Early in his presidency, Trump maligned the New START treaty as “one of several bad deals negotiated by the Obama administration” that he claimed favoured the Russians.

The Putin government has long pushed for an extension of the agreement without preconditions, but the Kremlin argues there is no longer enough time for a renegotiation of the treaty itself.

no agreement

Now, for electoral reasons, Trump’s crowd say they’ve reached “agreement in principle” with Russia to extend the treaty. But the Kremlin says no such agreement exists.

Top US arms negotiator Marshall Billingslea claimed this week that Washington and Moscow had reached a tentative agreement on extending New START.

“We are in fact willing to extend the New START Treaty for some period of time provided that they in return agree to a limitation or freeze on their nuclear arsenal. We are willing to do the same,” Billingslea said. He did not say for how long New START would be extended.
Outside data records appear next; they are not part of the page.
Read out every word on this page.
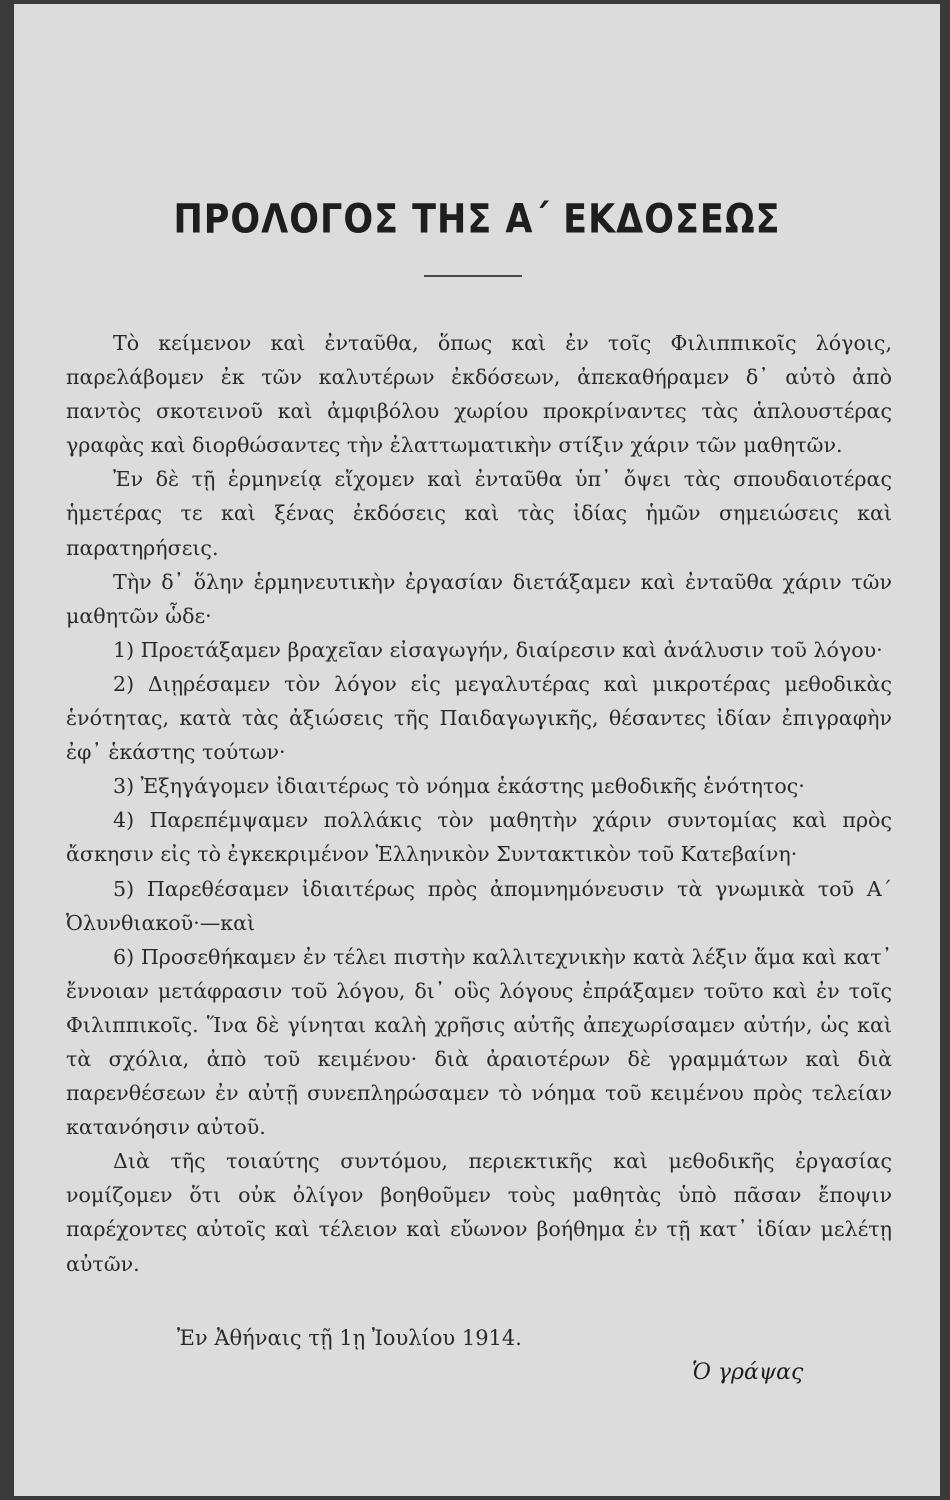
ΠΡΟΛΟΓΟΣ ΤΗΣ Α΄ ΕΚΔΟΣΕΩΣ

Τὸ κείμενον καὶ ἐνταῦθα, ὅπως καὶ ἐν τοῖς Φιλιππικοῖς λόγοις, παρελάβομεν ἐκ τῶν καλυτέρων ἐκδόσεων, ἀπεκαθήραμεν δ᾽ αὐτὸ ἀπὸ παντὸς σκοτεινοῦ καὶ ἀμφιβόλου χωρίου προκρίναντες τὰς ἁπλουστέρας γραφὰς καὶ διορθώσαντες τὴν ἐλαττωματικὴν στίξιν χάριν τῶν μαθητῶν.

Ἐν δὲ τῇ ἑρμηνείᾳ εἴχομεν καὶ ἐνταῦθα ὑπ᾽ ὄψει τὰς σπουδαιοτέρας ἡμετέρας τε καὶ ξένας ἐκδόσεις καὶ τὰς ἰδίας ἡμῶν σημειώσεις καὶ παρατηρήσεις.

Τὴν δ᾽ ὅλην ἑρμηνευτικὴν ἐργασίαν διετάξαμεν καὶ ἐνταῦθα χάριν τῶν μαθητῶν ὧδε·

1) Προετάξαμεν βραχεῖαν εἰσαγωγήν, διαίρεσιν καὶ ἀνάλυσιν τοῦ λόγου·

2) Διῃρέσαμεν τὸν λόγον εἰς μεγαλυτέρας καὶ μικροτέρας μεθοδικὰς ἑνότητας, κατὰ τὰς ἀξιώσεις τῆς Παιδαγωγικῆς, θέσαντες ἰδίαν ἐπιγραφὴν ἐφ᾽ ἑκάστης τούτων·

3) Ἐξηγάγομεν ἰδιαιτέρως τὸ νόημα ἑκάστης μεθοδικῆς ἑνότητος·

4) Παρεπέμψαμεν πολλάκις τὸν μαθητὴν χάριν συντομίας καὶ πρὸς ἄσκησιν εἰς τὸ ἐγκεκριμένον Ἑλληνικὸν Συντακτικὸν τοῦ Κατεβαίνη·

5) Παρεθέσαμεν ἰδιαιτέρως πρὸς ἀπομνημόνευσιν τὰ γνωμικὰ τοῦ Α΄ Ὀλυνθιακοῦ·—καὶ

6) Προσεθήκαμεν ἐν τέλει πιστὴν καλλιτεχνικὴν κατὰ λέξιν ἅμα καὶ κατ᾽ ἔννοιαν μετάφρασιν τοῦ λόγου, δι᾽ οὓς λόγους ἐπράξαμεν τοῦτο καὶ ἐν τοῖς Φιλιππικοῖς. Ἵνα δὲ γίνηται καλὴ χρῆσις αὐτῆς ἀπεχωρίσαμεν αὐτήν, ὡς καὶ τὰ σχόλια, ἀπὸ τοῦ κειμένου· διὰ ἀραιοτέρων δὲ γραμμάτων καὶ διὰ παρενθέσεων ἐν αὐτῇ συνεπληρώσαμεν τὸ νόημα τοῦ κειμένου πρὸς τελείαν κατανόησιν αὐτοῦ.

Διὰ τῆς τοιαύτης συντόμου, περιεκτικῆς καὶ μεθοδικῆς ἐργασίας νομίζομεν ὅτι οὐκ ὀλίγον βοηθοῦμεν τοὺς μαθητὰς ὑπὸ πᾶσαν ἔποψιν παρέχοντες αὐτοῖς καὶ τέλειον καὶ εὔωνον βοήθημα ἐν τῇ κατ᾽ ἰδίαν μελέτῃ αὐτῶν.

Ἐν Ἀθήναις τῇ 1ῃ Ἰουλίου 1914.
Ὁ γράψας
But Russian Deputy Foreign Minister Sergei Ryabkov said Washington’s position on freezing nuclear arsenals was “unacceptable”. He said Moscow would refuse to sign any agreement on the New START that was timed to coincide with the 3rd November US presidential poll when US President Donald Trump will stand for re-election.
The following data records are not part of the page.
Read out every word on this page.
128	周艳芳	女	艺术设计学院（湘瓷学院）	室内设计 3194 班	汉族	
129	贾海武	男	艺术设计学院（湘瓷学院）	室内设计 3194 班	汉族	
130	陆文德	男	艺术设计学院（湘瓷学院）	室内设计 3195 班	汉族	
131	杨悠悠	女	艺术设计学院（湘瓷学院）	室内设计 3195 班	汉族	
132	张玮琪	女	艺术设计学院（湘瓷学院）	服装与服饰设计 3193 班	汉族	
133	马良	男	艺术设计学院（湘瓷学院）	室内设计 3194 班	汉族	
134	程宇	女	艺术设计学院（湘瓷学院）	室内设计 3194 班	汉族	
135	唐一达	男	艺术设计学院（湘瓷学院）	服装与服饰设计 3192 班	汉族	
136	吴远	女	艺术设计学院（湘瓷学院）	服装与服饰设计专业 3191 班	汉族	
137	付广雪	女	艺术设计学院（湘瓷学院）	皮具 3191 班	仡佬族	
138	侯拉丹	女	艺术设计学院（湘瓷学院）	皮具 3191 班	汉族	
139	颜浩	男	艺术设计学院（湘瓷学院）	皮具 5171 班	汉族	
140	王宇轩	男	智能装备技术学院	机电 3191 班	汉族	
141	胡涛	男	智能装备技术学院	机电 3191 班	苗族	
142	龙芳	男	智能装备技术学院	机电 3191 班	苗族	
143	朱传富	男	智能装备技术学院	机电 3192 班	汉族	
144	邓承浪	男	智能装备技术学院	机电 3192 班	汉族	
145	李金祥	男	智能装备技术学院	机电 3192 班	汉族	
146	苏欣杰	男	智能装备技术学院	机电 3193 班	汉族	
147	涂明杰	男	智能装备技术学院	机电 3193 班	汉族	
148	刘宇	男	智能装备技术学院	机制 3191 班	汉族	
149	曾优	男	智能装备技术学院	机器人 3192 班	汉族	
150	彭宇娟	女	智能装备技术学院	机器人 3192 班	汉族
Russia’s President, Vladimir Putin, had previously proposed a five-year extension of the agreement without preconditions. The USA, however, has insisted on unrealistic pre-condition such as the inclusion of People’s China to create a new trilateral nuclear deal. There was a wry response from Beijing.

In July, a Chinese Foreign Ministry official said the people’s government would “be happy to” join those talks if the USA, which has about 20 times as many nuclear weapons as China, cuts its arsenal down to Chinese levels. “But actually, we know that’s not going to happen,” the official said, adding that the US request was just a ploy to justify it exiting the treaty.

Russian Foreign Minister Sergei Lavrov said this week that if Washington wants to include tactical nuclear weapons in the treaty, then the USA needs to bring their missiles from other NATO countries back to their home soil. Lavrov said Russia is ready to include new weapons in a future deal but he sees no prospect of that happening at the moment, “although we will never say that we slam the door and we end all contacts”.